In the following code, I used statsmodel package variance_inflation_factor built-in function to calculate the VIF for every feature variable and remove the variable if VIF value is greater than 10.0 (which is common threshold value). This is repeated while none of the feature variables have the VIF over 10.0.

def vif(X, threshold=10.0):
  '''
  Inputs
    - X: the dataframe of features of size (N x f), where N is the number of instances 
         and f is the number of feature variables.
    - threshold: the float number to set as the cutoff of VIF values for removing feature variables 
         with multi-colinearity. The default is 10.0.
  Output: dataframe of features after removing high-VIF variables.
  '''
  dropped=True
  while dropped:
    variables = X.columns
     dropped = False
     vif = [variance_inflation_factor(X[variables].values, X.columns.get_loc(var)) for var in X.columns]
     max_vif = max(vif)
     if max_vif > threshold:
      max_index = vif.index(max_vif)
      X = X.drop([X.columns.tolist()[max_index]], axis=1)
      dropped=True
      
  return X

Standardization

The next step is to standardize all feature variables. Some feature variables have wide range of values in case of continuous variables, while some feature variables have very small value ranges. This might cause some problems because a feature variable with a wide value range might influence the model more than other variables. For example, assume there are two feature variables, annual income and the number of family members in predicting the annual household expense. The annual income values might be very wide with the minimum value of 0 and the maximum value of billions or trillions of dollars! But the range of the number of family members is limited, mostly less than 10. If we use the raw feature values, the income features might influence the model a lot. Therefore, we need to standardize the feature vectors to have the similar ranges of values. There are many ways of standardization, but I usually use mean-zero standardization method that shifts the variables to be centered around 0 with 2-standard deviation.

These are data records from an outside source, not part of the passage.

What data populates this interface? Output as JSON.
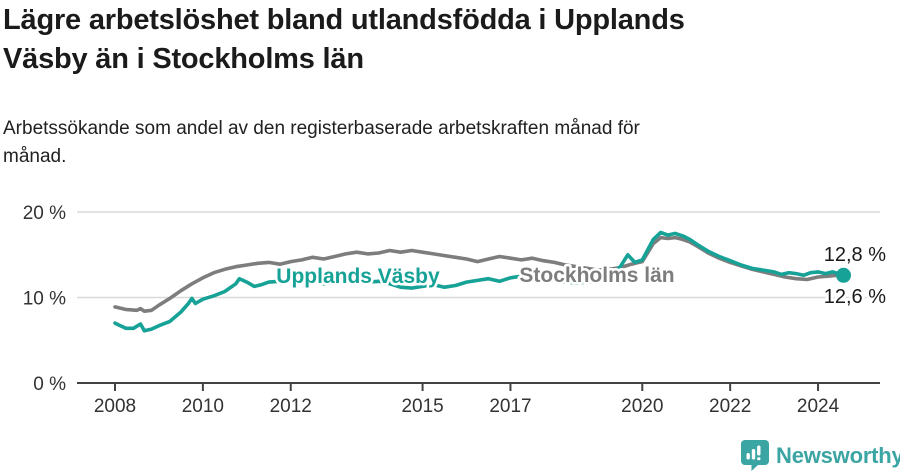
{
  "header": {
    "title": "Lägre arbetslöshet bland utlandsfödda i Upplands\nVäsby än i Stockholms län",
    "subtitle": "Arbetssökande som andel av den registerbaserade arbetskraften månad för\nmånad."
  },
  "chart_data": {
    "type": "line",
    "unit": "%",
    "grid": "horizontal-only",
    "x_axis": {
      "ticks": [
        {
          "value": 2008,
          "label": "2008"
        },
        {
          "value": 2010,
          "label": "2010"
        },
        {
          "value": 2012,
          "label": "2012"
        },
        {
          "value": 2015,
          "label": "2015"
        },
        {
          "value": 2017,
          "label": "2017"
        },
        {
          "value": 2020,
          "label": "2020"
        },
        {
          "value": 2022,
          "label": "2022"
        },
        {
          "value": 2024,
          "label": "2024"
        }
      ],
      "range": [
        2007.15,
        2025.4
      ]
    },
    "y_axis": {
      "ticks": [
        {
          "value": 0,
          "label": "0 %"
        },
        {
          "value": 10,
          "label": "10 %"
        },
        {
          "value": 20,
          "label": "20 %"
        }
      ],
      "range": [
        0,
        22.3
      ]
    },
    "series": [
      {
        "name": "Stockholms län",
        "color": "#7D7D7D",
        "end_value_label": "12,8 %",
        "end_value": 12.8,
        "points": [
          [
            2008.0,
            8.9
          ],
          [
            2008.25,
            8.6
          ],
          [
            2008.5,
            8.5
          ],
          [
            2008.58,
            8.7
          ],
          [
            2008.67,
            8.4
          ],
          [
            2008.83,
            8.5
          ],
          [
            2009.0,
            9.1
          ],
          [
            2009.25,
            9.9
          ],
          [
            2009.5,
            10.8
          ],
          [
            2009.75,
            11.6
          ],
          [
            2010.0,
            12.3
          ],
          [
            2010.25,
            12.9
          ],
          [
            2010.5,
            13.3
          ],
          [
            2010.75,
            13.6
          ],
          [
            2011.0,
            13.8
          ],
          [
            2011.25,
            14.0
          ],
          [
            2011.5,
            14.1
          ],
          [
            2011.75,
            13.9
          ],
          [
            2012.0,
            14.2
          ],
          [
            2012.25,
            14.4
          ],
          [
            2012.5,
            14.7
          ],
          [
            2012.75,
            14.5
          ],
          [
            2013.0,
            14.8
          ],
          [
            2013.25,
            15.1
          ],
          [
            2013.5,
            15.3
          ],
          [
            2013.75,
            15.1
          ],
          [
            2014.0,
            15.2
          ],
          [
            2014.25,
            15.5
          ],
          [
            2014.5,
            15.3
          ],
          [
            2014.75,
            15.5
          ],
          [
            2015.0,
            15.3
          ],
          [
            2015.25,
            15.1
          ],
          [
            2015.5,
            14.9
          ],
          [
            2015.75,
            14.7
          ],
          [
            2016.0,
            14.5
          ],
          [
            2016.25,
            14.2
          ],
          [
            2016.5,
            14.5
          ],
          [
            2016.75,
            14.8
          ],
          [
            2017.0,
            14.6
          ],
          [
            2017.25,
            14.4
          ],
          [
            2017.5,
            14.6
          ],
          [
            2017.75,
            14.3
          ],
          [
            2018.0,
            14.1
          ],
          [
            2018.25,
            13.8
          ],
          [
            2018.5,
            13.6
          ],
          [
            2018.75,
            13.4
          ],
          [
            2019.0,
            13.2
          ],
          [
            2019.25,
            13.3
          ],
          [
            2019.5,
            13.5
          ],
          [
            2019.75,
            13.9
          ],
          [
            2020.0,
            14.2
          ],
          [
            2020.25,
            16.3
          ],
          [
            2020.42,
            17.0
          ],
          [
            2020.58,
            16.9
          ],
          [
            2020.75,
            17.0
          ],
          [
            2020.92,
            16.8
          ],
          [
            2021.08,
            16.5
          ],
          [
            2021.25,
            16.0
          ],
          [
            2021.5,
            15.2
          ],
          [
            2021.75,
            14.6
          ],
          [
            2022.0,
            14.1
          ],
          [
            2022.25,
            13.7
          ],
          [
            2022.5,
            13.3
          ],
          [
            2022.75,
            13.0
          ],
          [
            2023.0,
            12.7
          ],
          [
            2023.25,
            12.4
          ],
          [
            2023.5,
            12.2
          ],
          [
            2023.75,
            12.1
          ],
          [
            2024.0,
            12.4
          ],
          [
            2024.25,
            12.5
          ],
          [
            2024.42,
            12.6
          ],
          [
            2024.58,
            12.8
          ]
        ]
      },
      {
        "name": "Upplands Väsby",
        "color": "#16A296",
        "end_value_label": "12,6 %",
        "end_value": 12.6,
        "points": [
          [
            2008.0,
            7.0
          ],
          [
            2008.08,
            6.8
          ],
          [
            2008.25,
            6.4
          ],
          [
            2008.42,
            6.4
          ],
          [
            2008.58,
            6.9
          ],
          [
            2008.67,
            6.1
          ],
          [
            2008.83,
            6.3
          ],
          [
            2009.0,
            6.7
          ],
          [
            2009.25,
            7.2
          ],
          [
            2009.5,
            8.3
          ],
          [
            2009.67,
            9.3
          ],
          [
            2009.75,
            9.9
          ],
          [
            2009.83,
            9.3
          ],
          [
            2010.0,
            9.8
          ],
          [
            2010.25,
            10.2
          ],
          [
            2010.5,
            10.7
          ],
          [
            2010.75,
            11.6
          ],
          [
            2010.83,
            12.2
          ],
          [
            2011.0,
            11.8
          ],
          [
            2011.17,
            11.3
          ],
          [
            2011.33,
            11.5
          ],
          [
            2011.5,
            11.8
          ],
          [
            2011.75,
            11.9
          ],
          [
            2012.0,
            12.1
          ],
          [
            2012.25,
            12.4
          ],
          [
            2012.5,
            11.9
          ],
          [
            2012.75,
            11.6
          ],
          [
            2013.0,
            11.8
          ],
          [
            2013.25,
            11.9
          ],
          [
            2013.5,
            11.7
          ],
          [
            2013.75,
            11.8
          ],
          [
            2014.0,
            11.9
          ],
          [
            2014.25,
            11.6
          ],
          [
            2014.5,
            11.2
          ],
          [
            2014.75,
            11.1
          ],
          [
            2015.0,
            11.3
          ],
          [
            2015.25,
            11.5
          ],
          [
            2015.5,
            11.2
          ],
          [
            2015.75,
            11.4
          ],
          [
            2016.0,
            11.8
          ],
          [
            2016.25,
            12.0
          ],
          [
            2016.5,
            12.2
          ],
          [
            2016.75,
            11.9
          ],
          [
            2017.0,
            12.3
          ],
          [
            2017.25,
            12.5
          ],
          [
            2017.5,
            12.3
          ],
          [
            2017.75,
            12.2
          ],
          [
            2018.0,
            12.0
          ],
          [
            2018.25,
            11.8
          ],
          [
            2018.5,
            11.7
          ],
          [
            2018.75,
            11.8
          ],
          [
            2019.0,
            12.0
          ],
          [
            2019.25,
            12.4
          ],
          [
            2019.5,
            13.6
          ],
          [
            2019.67,
            15.0
          ],
          [
            2019.83,
            14.1
          ],
          [
            2020.0,
            14.4
          ],
          [
            2020.25,
            16.8
          ],
          [
            2020.42,
            17.6
          ],
          [
            2020.58,
            17.3
          ],
          [
            2020.75,
            17.5
          ],
          [
            2020.92,
            17.2
          ],
          [
            2021.08,
            16.8
          ],
          [
            2021.25,
            16.2
          ],
          [
            2021.5,
            15.4
          ],
          [
            2021.75,
            14.8
          ],
          [
            2022.0,
            14.3
          ],
          [
            2022.25,
            13.8
          ],
          [
            2022.5,
            13.4
          ],
          [
            2022.75,
            13.2
          ],
          [
            2023.0,
            13.0
          ],
          [
            2023.17,
            12.7
          ],
          [
            2023.33,
            12.9
          ],
          [
            2023.5,
            12.8
          ],
          [
            2023.67,
            12.6
          ],
          [
            2023.83,
            12.9
          ],
          [
            2024.0,
            13.0
          ],
          [
            2024.17,
            12.8
          ],
          [
            2024.33,
            13.0
          ],
          [
            2024.58,
            12.6
          ]
        ]
      }
    ]
  },
  "footer": {
    "brand_name": "Newsworthy",
    "brand_color": "#3BA5A3"
  }
}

In the following code, I used the scale built-in function from sklearn package. The input X is the numpy array that contains all the feature variables.

X_scaled = scale(X)

Log-transformation

The final step to check before fitting the linear regression model is the log-transform any highly skewed variables. This step is required because the basic assumption of linear regression is the normal distribution of variables. High skewness of variables might result in invalid statistical tests. In the following code, I used natural log transformation to make right-skewed variables into normal distribution. The input skewed_X is the numpy array that only contains the highly skewed feature variables.

X_transformed = np.log(skewed_X + 1) # added 1 in case of zero values.